Changes to the recruitment team at Ditcheat, but David Ord says any diamonds unearthed this summer remain likely to be bound for Seven Barrows.
It’s been a week when equine recruitment has been in the spotlight.
Well, that of the Paul Nicholls team, with news that his daughter Megan is to take a more prominent role in trying to source the fresh talent aimed at getting the Ditcheat team moving in the right direction again.
It’s not as though his owners haven’t been digging deep, even away from the Chris Giles dispersal sale where the wagons were circled and everything that they wanted back at base camp returned there, whatever the price.
But a stuttering start to 2025, a Cheltenham Festival team that’s as threadbare as it’s ever been, means the former champion trainer is ready to make a change. Tom Malone will no longer be the go-to man when it comes to scouring France, Ireland and the UK looking for the next diamond within myriad rocks.
“Everything has been blown out of proportion a bit. Megan’s been trying to find a few for me and she’s obviously busy with TV commitments, but she’s found some nice horses for others and is keen to find me some,” Nicholls told Thursday’s Nick Luck Daily Podcast.
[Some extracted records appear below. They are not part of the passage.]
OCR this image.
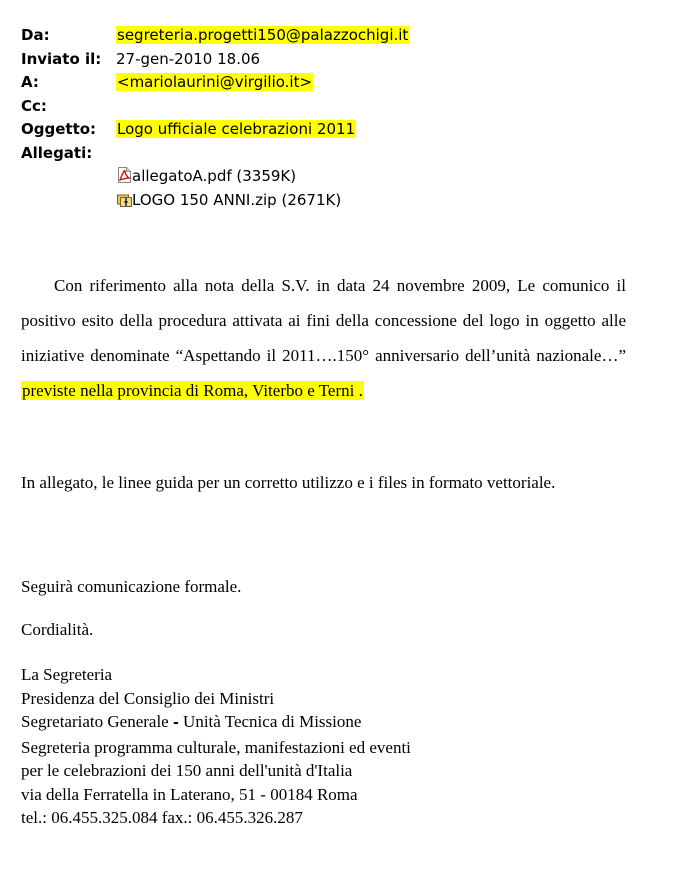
Da:	segreteria.progetti150@palazzochigi.it
Inviato il: 27-gen-2010 18.06
A:	<mariolaurini@virgilio.it>
Cc:
Oggetto: Logo ufficiale celebrazioni 2011
Allegati:
allegatoA.pdf (3359K)
LOGO 150 ANNI.zip (2671K)

Con riferimento alla nota della S.V. in data 24 novembre 2009, Le comunico il positivo esito della procedura attivata ai fini della concessione del logo in oggetto alle iniziative denominate “Aspettando il 2011….150° anniversario dell’unità nazionale…” previste nella provincia di Roma, Viterbo e Terni .

In allegato, le linee guida per un corretto utilizzo e i files in formato vettoriale.

Seguirà comunicazione formale.

Cordialità.

La Segreteria
Presidenza del Consiglio dei Ministri
Segretariato Generale - Unità Tecnica di Missione
Segreteria programma culturale, manifestazioni ed eventi
per le celebrazioni dei 150 anni dell'unità d'Italia
via della Ferratella in Laterano, 51 - 00184 Roma
tel.: 06.455.325.084 fax.: 06.455.326.287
“Tom’s found some nice horses over the years, but over the last three or four years we’ve probably lacked some stars and we’ve got to keep looking forward. Tom has lots of clients and doesn’t just work for me, so I can use who I want as well and will look down other avenues.
“It’s no big thing. Tom and I have always been mates and will continue to be, but it doesn’t mean I’ve got to use him to buy everything. It goes without saying we could’ve had a better record over the past two or three years.”
Those two or three years have seen a period of unprecedented Irish domination, Willie Mullins became the first man to be champion trainer on both sides of the Irish Sea since the late, great Vincent O’Brien.
And the owners who regularly source the best talent, are in the main Irish and understandably have the vast majority of their horses trained in the country.
But there are some who keep their eye in over in England too, but Nicholls is feeding on the crumbs.
Take JP McManus for example. He must be the biggest owner the jumping game has ever seen and despite his star-studded arsenal back home, 15 individual British trainers have had runners for him this domestic season.
Nicholls has had one, Soir De Gala, a summer jumper who was last seen in August.
And it’s very clear when it comes to allocating the horses over here, Seven Barrows is the first port of call for the ones with the highest ceilings.
Of McManus’s ten top-rated horses trained in the UK this season with Timeform, seven are with Nicky Henderson. They range from Jonbon and a huge rating of 174 to William Hill Hurdle heroine Joyeuse on 134.
The only other three on the list are Iroko and Jagwar for Oliver Greenall and Josh Guerriero, and Johnnywho who represents the O’Neills.
It’s even more stark when it comes to Jim and Marie Donnelly. Their jumps horses are shared between Henderson and Willie Mullins, no other British or Irish base. And no owner has shown a Midas touch to rivals theirs of late, even taking the deepest of pockets into account.
Susannah and Rich Ricci are based in the UK but their horses aren’t. Well, that’s not actually true but the vast majority are at Closutton.
They started out with three yearlings bought at Tattersalls in partnership with Michael Buckley and Paul Shanahan and trained by Jamie Osborne.
Then there was a horse with Henderson, in partnership with Buckley, followed by Palixandre in their own name and silks at the same yard in the 2018/19 season.
Nicky Richards asked for a horse at the same time and got one with Wilhelm Vonvenster.
Since then, it’s been about Venetia Williams with Final Dancer, the soon to be launched Kingbel Du Lion and of course Royale Pagaille.
Gigginstown don’t have horses in trained in Britain. Simon Munir and Isaac Souede have moved the vast majority of their operation to Ireland, Henderson and Nigel Twiston-Davies overseeing the horses that remain here.
No Nicholls, no Dan Skelton.
Basically, if there is a big money, exciting new recruit from one of the powerhouses heading to these shores over the summer it will be to Henderson.
Maybe The New Lion can put Skelton on the Martinstown radar this spring when he carries the green and gold silks into battle at the major festivals, but if you’re going to the sales ring, the stud farms, the racing yards of France and point-to-point fields of Ireland without the support of the owners who have the seats at the top table and first refusal on so much talent, it makes a difficult job almost impossible.
They say these things are cyclical. Nicholls and his big-spending owners of the day ruled supreme in early 2000s, but that era seems a long time ago now.
It’s because it is.
And now Bryan Drew and Professor Caroline Tisdall have horses with Mullins for the first time.
Final Demand goes to Cheltenham as favourite for the Turners Novices’ Hurdle, the much-vaunted Gameofinches makes his debut in the bumper at Punchestown on Sunday.
The sort of horses any trainer would dream of having. And that dream is an expensive one unless you do find the odd diamond along the way.
Malone hasn’t, and now another team are about to have a go at what’s become one of the hardest jobs in National Hunt racing.